Die Tragödie erinnert uns daran, dass die Gegenwart des Schönen in unserem Leben etwas Erlösendes, Rettendes darstellt: das Angesicht der Liebe inmitten von Trostlosigkeit. Es sollte uns nicht überraschen, dass viele der schönsten Werke der modernen Kunst als Reaktion gegen Hass und Grausamkeit entstanden sind. Die Gedichte der Achmatowa, die Romane von Pasternak, die Musik von Schostakowitsch – Werke wie diese haben Licht in eine totalitäre Finsternis geworfen und Liebe bezeugt inmitten der Zerstörung. Vergleichbares ließe sich zu Eliots Four Quartets sagen, zu Brittens War Requiem, zu Matisses Kapelle in Vence.

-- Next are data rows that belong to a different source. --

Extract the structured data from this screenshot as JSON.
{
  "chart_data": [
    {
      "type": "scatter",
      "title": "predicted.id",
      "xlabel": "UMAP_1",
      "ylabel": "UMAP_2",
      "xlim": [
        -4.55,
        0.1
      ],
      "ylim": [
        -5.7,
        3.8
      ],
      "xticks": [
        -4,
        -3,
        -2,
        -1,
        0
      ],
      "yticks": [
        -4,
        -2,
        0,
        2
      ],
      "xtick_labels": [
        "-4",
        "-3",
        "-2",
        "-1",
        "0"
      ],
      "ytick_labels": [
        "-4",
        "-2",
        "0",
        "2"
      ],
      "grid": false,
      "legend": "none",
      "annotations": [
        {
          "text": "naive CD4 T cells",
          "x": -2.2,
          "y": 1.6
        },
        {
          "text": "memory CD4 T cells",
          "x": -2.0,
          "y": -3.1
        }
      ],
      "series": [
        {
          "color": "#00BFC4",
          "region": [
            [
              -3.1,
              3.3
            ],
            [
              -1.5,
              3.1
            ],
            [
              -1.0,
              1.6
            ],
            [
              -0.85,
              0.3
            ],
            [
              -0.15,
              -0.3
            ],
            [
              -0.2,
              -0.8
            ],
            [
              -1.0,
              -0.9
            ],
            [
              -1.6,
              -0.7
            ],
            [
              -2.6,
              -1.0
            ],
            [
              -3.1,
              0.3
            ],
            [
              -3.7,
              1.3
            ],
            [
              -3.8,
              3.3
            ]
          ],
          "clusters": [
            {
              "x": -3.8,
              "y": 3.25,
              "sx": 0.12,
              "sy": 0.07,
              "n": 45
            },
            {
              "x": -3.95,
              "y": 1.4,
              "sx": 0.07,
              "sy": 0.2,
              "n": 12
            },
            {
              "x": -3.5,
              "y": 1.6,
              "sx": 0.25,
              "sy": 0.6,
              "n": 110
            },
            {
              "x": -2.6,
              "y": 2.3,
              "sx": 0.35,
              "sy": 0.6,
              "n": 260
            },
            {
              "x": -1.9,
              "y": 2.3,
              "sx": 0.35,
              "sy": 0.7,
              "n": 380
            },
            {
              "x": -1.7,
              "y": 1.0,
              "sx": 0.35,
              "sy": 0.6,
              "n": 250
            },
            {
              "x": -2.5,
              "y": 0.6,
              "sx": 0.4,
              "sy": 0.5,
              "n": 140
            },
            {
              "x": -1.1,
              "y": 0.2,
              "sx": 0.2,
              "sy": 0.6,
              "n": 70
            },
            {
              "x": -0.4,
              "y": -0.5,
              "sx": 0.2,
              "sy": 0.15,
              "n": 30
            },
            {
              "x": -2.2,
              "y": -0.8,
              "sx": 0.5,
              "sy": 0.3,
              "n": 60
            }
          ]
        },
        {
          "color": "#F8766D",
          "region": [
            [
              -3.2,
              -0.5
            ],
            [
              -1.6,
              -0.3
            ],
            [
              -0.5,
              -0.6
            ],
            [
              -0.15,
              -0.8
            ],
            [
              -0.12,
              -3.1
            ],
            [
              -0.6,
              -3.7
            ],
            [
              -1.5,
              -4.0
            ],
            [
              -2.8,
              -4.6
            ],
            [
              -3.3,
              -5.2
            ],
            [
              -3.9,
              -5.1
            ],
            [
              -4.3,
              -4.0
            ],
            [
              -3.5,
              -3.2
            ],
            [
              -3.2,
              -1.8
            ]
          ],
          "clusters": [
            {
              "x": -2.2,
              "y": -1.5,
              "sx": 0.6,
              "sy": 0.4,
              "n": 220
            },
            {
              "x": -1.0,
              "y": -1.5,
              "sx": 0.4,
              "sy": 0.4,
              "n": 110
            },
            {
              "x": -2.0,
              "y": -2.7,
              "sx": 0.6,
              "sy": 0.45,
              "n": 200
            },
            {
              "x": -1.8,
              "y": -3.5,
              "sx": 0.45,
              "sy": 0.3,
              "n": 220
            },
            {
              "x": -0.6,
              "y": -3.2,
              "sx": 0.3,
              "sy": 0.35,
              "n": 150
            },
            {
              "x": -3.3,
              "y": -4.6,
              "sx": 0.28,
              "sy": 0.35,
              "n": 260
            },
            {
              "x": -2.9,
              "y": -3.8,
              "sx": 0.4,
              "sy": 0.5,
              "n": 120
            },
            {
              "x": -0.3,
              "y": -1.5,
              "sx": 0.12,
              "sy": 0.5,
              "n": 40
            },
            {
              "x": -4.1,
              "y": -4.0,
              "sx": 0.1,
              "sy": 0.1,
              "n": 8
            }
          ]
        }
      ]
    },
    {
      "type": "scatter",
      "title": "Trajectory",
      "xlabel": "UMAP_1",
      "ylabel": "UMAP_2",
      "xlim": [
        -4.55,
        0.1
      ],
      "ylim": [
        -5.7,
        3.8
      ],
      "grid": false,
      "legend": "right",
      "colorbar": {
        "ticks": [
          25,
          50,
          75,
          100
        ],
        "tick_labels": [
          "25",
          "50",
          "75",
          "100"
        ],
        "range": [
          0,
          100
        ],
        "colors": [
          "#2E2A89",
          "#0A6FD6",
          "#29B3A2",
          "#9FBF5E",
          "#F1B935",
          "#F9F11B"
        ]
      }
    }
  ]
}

Der Modernismus entstand, weil Künstler, Schriftsteller und Musiker ihrer Vision von Schönheit treu blieben, als einer Erfüllung und Erlösung spendenden Gegenwart in unserem Leben. Und dadurch unterscheidet sich ein wirkliches Kunstwerk von einem vorgetäuschten. Wirkliche Kunst ist ein Werk der Liebe, vorgetäuschte Kunst ist Betrug.

2

Tiere lieben

Ich lebe auf einem Bauernhof, umgeben von Weideland, in einer Region in England, wo eine dünne Ackerkrume eine darunter liegende Lehmschicht bedeckt. Auf der Krume wächst Gras, aber man kann sie nicht umpflügen, ohne zugleich den Lehm, auf dem nichts gedeiht, mit nach oben zu holen. Die einzige Möglichkeit, derartiges Land zu verwerten, besteht für seine menschlichen Nutzer darin, das Gras und dessen Nebenprodukte denjenigen Wesen zugutekommen zu lassen, deren Lebensgrundlage es darstellt. In der Landwirtschaft sind das Kühe, Schafe, Schweine und Hühner, an Jagdwild Wildgeflügel, außerdem werden Reitpferde gehalten. Letzteres ist aus Sicht unserer lokalen Farmer am profitabelsten, denn die Pferde locken Großverdiener aufs Land, denen vor Ort die Idee kommt, ihr Geld in Weideland anzulegen. Um einiges schwieriger wird es dann schon, umgekehrt aus Gras wieder Geld zu machen. Dennoch sehe ich in unserem ländlichen Winkel alles in allem ein gelungenes Beispiel für landwirtschaftliche Nutztierhaltung. Unsere Tiere leben in einer ihnen gemäßen Umgebung, genießen ein gewisses Maß an Freiheit und unser Eingreifen bewahrt sie vor langem Leiden durch Alter und Krankheit oder einem qualvollen Tod infolge von Verletzungen. Gleiches gilt mehr oder weniger auch für die Wildtiere. Das Wildgeflügel wird entweder geschossen oder von Füchsen gefressen, Bussarde und Habichte erbeuten Nagetiere wie Ratten, Feld- und Wühlmäuse und umherziehende Reiher schnappen sich die Fische. Alter, Krankheit oder Verletzungen sind selten Todesursache bei unseren wilden Tieren, und wir helfen ihnen so gut wie möglich über den Winter, mit Resten aus der Küche für die Fleischfresser und Körnern und Nüssen für Vögel.